I kind of agree, yeah, as I said above.
In the English language, using "fronts" instead of "army groups" doesn't come naturally, and "Army of the [rivername]" doesn't work in the context of the terrain being fought over and the overall theater of operations from the Rockies to the Eastern Seaboard, because you'd have to repeatedly redesignate the units as they advanced.
There's plenty of stuff we can nail Brooks for, when it comes to latent fascism, so I prefer not to put weight on something as rickety as this.
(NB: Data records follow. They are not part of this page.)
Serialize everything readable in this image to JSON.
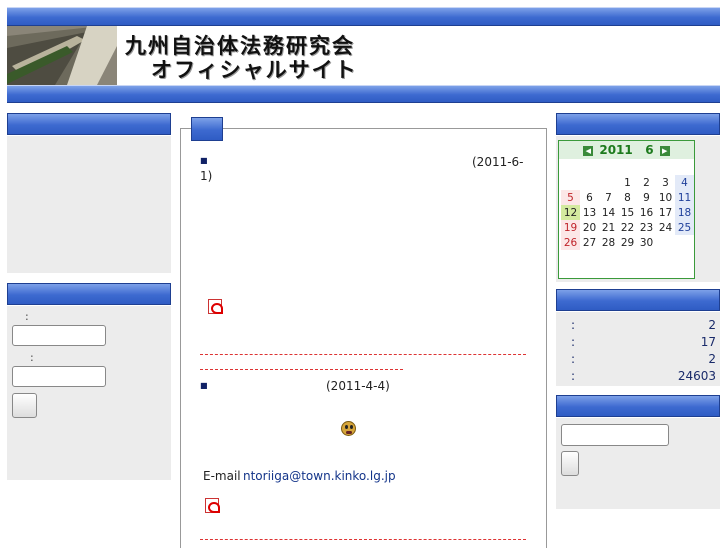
{
  "header": {
    "title_line1": "九州自治体法務研究会",
    "title_line2": "オフィシャルサイト"
  },
  "left": {
    "login_label1": ":",
    "login_label2": ":"
  },
  "news": [
    {
      "date": "(2011-6-",
      "date2": "1)"
    },
    {
      "date": "(2011-4-4)"
    }
  ],
  "contact": {
    "email_label": "E-mail",
    "email": "ntoriiga@town.kinko.lg.jp"
  },
  "calendar": {
    "year": "2011",
    "month": "6",
    "prev_icon": "left-arrow-icon",
    "next_icon": "right-arrow-icon",
    "weeks": [
      [
        "",
        "",
        "",
        "1",
        "2",
        "3",
        "4"
      ],
      [
        "5",
        "6",
        "7",
        "8",
        "9",
        "10",
        "11"
      ],
      [
        "12",
        "13",
        "14",
        "15",
        "16",
        "17",
        "18"
      ],
      [
        "19",
        "20",
        "21",
        "22",
        "23",
        "24",
        "25"
      ],
      [
        "26",
        "27",
        "28",
        "29",
        "30",
        "",
        ""
      ]
    ],
    "today": "12"
  },
  "stats": [
    {
      "colon": ":",
      "value": "2"
    },
    {
      "colon": ":",
      "value": "17"
    },
    {
      "colon": ":",
      "value": "2"
    },
    {
      "colon": ":",
      "value": "24603"
    }
  ],
  "colors": {
    "bar_blue": "#3d6ad0",
    "calendar_green": "#3a9a3a",
    "divider_red": "#dd3333"
  }
}
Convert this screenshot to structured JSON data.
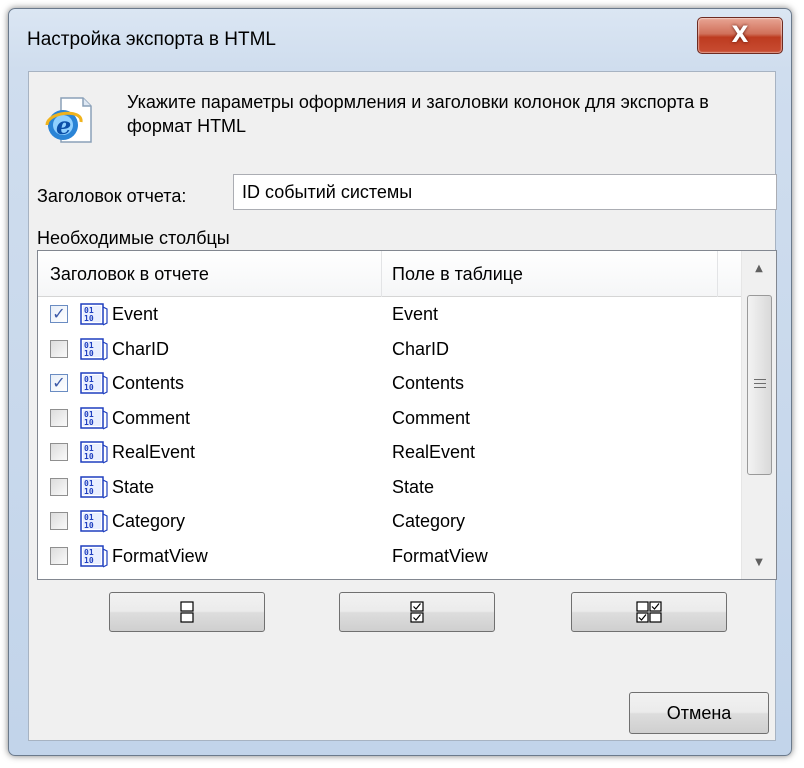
{
  "window": {
    "title": "Настройка экспорта в HTML",
    "close_glyph": "X"
  },
  "info": {
    "icon": "internet-explorer-document-icon",
    "text": "Укажите параметры оформления и заголовки колонок для экспорта в формат HTML"
  },
  "report_title": {
    "label": "Заголовок отчета:",
    "value": "ID событий системы"
  },
  "columns": {
    "section_label": "Необходимые столбцы",
    "header_caption": "Заголовок в отчете",
    "header_field": "Поле в таблице",
    "rows": [
      {
        "name": "Event",
        "field": "Event",
        "checked": true
      },
      {
        "name": "CharID",
        "field": "CharID",
        "checked": false
      },
      {
        "name": "Contents",
        "field": "Contents",
        "checked": true
      },
      {
        "name": "Comment",
        "field": "Comment",
        "checked": false
      },
      {
        "name": "RealEvent",
        "field": "RealEvent",
        "checked": false
      },
      {
        "name": "State",
        "field": "State",
        "checked": false
      },
      {
        "name": "Category",
        "field": "Category",
        "checked": false
      },
      {
        "name": "FormatView",
        "field": "FormatView",
        "checked": false
      }
    ],
    "row_icon": "binary-field-icon",
    "scrollbar": {
      "up_glyph": "▲",
      "down_glyph": "▼"
    }
  },
  "toolbar": {
    "buttons": [
      {
        "icon": "uncheck-all-icon"
      },
      {
        "icon": "check-all-icon"
      },
      {
        "icon": "invert-selection-icon"
      }
    ]
  },
  "footer": {
    "cancel_label": "Отмена"
  },
  "colors": {
    "title_bar": "#cfddee",
    "close_button": "#c94d33",
    "checkmark": "#3b59a8",
    "row_icon": "#1f3fbf"
  }
}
OOC: Man, he handles feral kids worse than even the
cop from way back.
But then, I think a fair amount of zombie fiction just fundamentally doesn't believe human life intrinsically has value. Like, it's usually a contrived scenario that emphasizes 'lifeboat ethics', 'survivalism'
on an individual level, and paranoia being life-saving. The prospect of a cure to zombie infections is rarely even raised, let alone allowed for by the scenarios' creators -- and of course, the zombies themselves are usually just targets, rather than victims.
It's honestly kinda sad that a creation of Haitian folklore inspired by the horrors of plantation slavery got hijacked into this.
Yeah, frankly. To all of this. The underlying idea that motivates zombie apocalypse fiction is "the mindless hordes of useless eating people are now a threat to the useful good people who matter." It is inherently a story concept that leaps readily into the hands of a certain kind of artist, waiting to be played like a fiddle. And the kind of artist in question is the kind who, on some level, does not really consider most human lives to be valuable.
The bit about "feral bulls" is likewise kind of fascinating because, like, how are these people surviving out there? How are they surviving in a zombie infested wilderness and yet acting like insane berserkers who will attempt to charge an armed soldier to engage in melee?
Yeah. It only works either:
1) If you enter the wildly unrealistic mindset the author has, where certain kinds of people just 'go feral' and there's no question of how they even live or whether it's psychologically realistic, because they exist to be killed by the protagonist, like the stereotypical "orc guarding a treasure chest in a 10x10 foot room" in D&D.
OR...
2) If you read between the lines and recognize that these are innocent people, teenagers, who were shot dead by the advancing forces of the junta for any number of reasons and retroactively labeled as "ferals who charged me."
Yeah it's something that would make more sense in a setting where your zombies are runners, more the movie than the book - there at least you've got an argument that if you're spotted it's already too late to run, so your best hope of survival is immediate, explosive violence, put the zombie down hard before it can attract more, then break contact and make distance. But the book is pretty consistent that 'zack' is all shamblers, which... You don't even need to outrun, a brisk walking pace is your best defense lol.
Plus also the part where Max Brooks zombies are super-infectious, so if they bite you even once or any blood or whatever gets into you, you're dead.
Someone who would charge a zombie with their bare hands would be dead many times within a few years in Brooks zombie apocalypse country.